In round 4 of the 2021 Super League season, he scored two tries in a 34-8 victory over Leigh. It was Salford's first win of the year after the club had lost the opening three games.

==International career==
In June 2007 Brown was called up to the Great Britain squad for the Test match against France.

He was selected to play for England against France in the one-off test in 2010. He was also a part of England's Four Nations campaign later in the year.

In October 2016, Brown was selected in the England squad for the 2016 Four Nations. He returned to the international scene where he featured in a test match against France, scoring his first international try in the process, in his country's 40-6 win.

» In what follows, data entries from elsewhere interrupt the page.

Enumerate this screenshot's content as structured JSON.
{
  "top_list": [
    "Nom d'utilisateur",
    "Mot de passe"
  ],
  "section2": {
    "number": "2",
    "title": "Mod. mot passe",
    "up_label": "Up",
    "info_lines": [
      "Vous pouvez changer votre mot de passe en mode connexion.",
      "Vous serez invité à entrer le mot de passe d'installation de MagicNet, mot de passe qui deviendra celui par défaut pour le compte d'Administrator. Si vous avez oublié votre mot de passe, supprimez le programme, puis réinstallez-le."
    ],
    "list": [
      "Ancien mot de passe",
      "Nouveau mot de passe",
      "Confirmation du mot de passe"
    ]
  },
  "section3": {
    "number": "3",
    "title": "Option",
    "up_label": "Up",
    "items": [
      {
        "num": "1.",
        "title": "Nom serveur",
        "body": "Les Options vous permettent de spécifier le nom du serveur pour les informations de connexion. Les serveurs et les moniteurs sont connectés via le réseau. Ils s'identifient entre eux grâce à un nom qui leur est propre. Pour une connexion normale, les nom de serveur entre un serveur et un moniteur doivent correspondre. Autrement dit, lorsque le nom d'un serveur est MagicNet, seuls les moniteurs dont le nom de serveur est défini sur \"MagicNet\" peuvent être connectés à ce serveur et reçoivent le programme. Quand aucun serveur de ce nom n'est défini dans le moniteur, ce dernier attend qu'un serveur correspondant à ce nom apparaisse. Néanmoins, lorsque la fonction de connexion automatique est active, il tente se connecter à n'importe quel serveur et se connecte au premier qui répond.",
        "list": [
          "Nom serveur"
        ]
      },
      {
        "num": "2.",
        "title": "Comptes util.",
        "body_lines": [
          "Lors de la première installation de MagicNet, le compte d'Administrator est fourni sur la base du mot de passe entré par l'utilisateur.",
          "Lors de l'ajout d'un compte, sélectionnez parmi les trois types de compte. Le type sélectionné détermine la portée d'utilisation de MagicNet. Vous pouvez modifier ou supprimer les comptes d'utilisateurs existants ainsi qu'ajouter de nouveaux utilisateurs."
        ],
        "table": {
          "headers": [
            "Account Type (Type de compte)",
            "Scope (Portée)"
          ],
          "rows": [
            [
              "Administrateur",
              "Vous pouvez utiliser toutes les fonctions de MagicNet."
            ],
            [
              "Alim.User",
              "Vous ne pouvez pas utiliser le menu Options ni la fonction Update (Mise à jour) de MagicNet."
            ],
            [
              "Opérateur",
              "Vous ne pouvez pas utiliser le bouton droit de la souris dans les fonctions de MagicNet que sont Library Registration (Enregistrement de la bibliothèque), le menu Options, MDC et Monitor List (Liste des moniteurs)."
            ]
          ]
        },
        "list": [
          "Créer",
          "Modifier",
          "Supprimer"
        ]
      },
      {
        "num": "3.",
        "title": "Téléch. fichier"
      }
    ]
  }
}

Brown was a surprise inclusion in England's 2017 World Cup squad. He was not selected for the first two group games, with Gareth Widdop and Luke Gale being preferred as the starting halfbacks. Brown has given his first start in the final group game against France, with Widdop moving to the position. He retained his place for the 36–6 quarter final victory over Papua New Guinea, but was substituted at half time after suffering a concussion. He was cleared to play in time for the semi-final against Tonga, helping England win 20–18 to reach the World Cup final for the first time in 22 years. Brown started once again at stand off in the final against Australia, which England went on to lose 0–6.

==Post-playing career==
Brown has worked as a pundit for the BBC since hanging up his boots.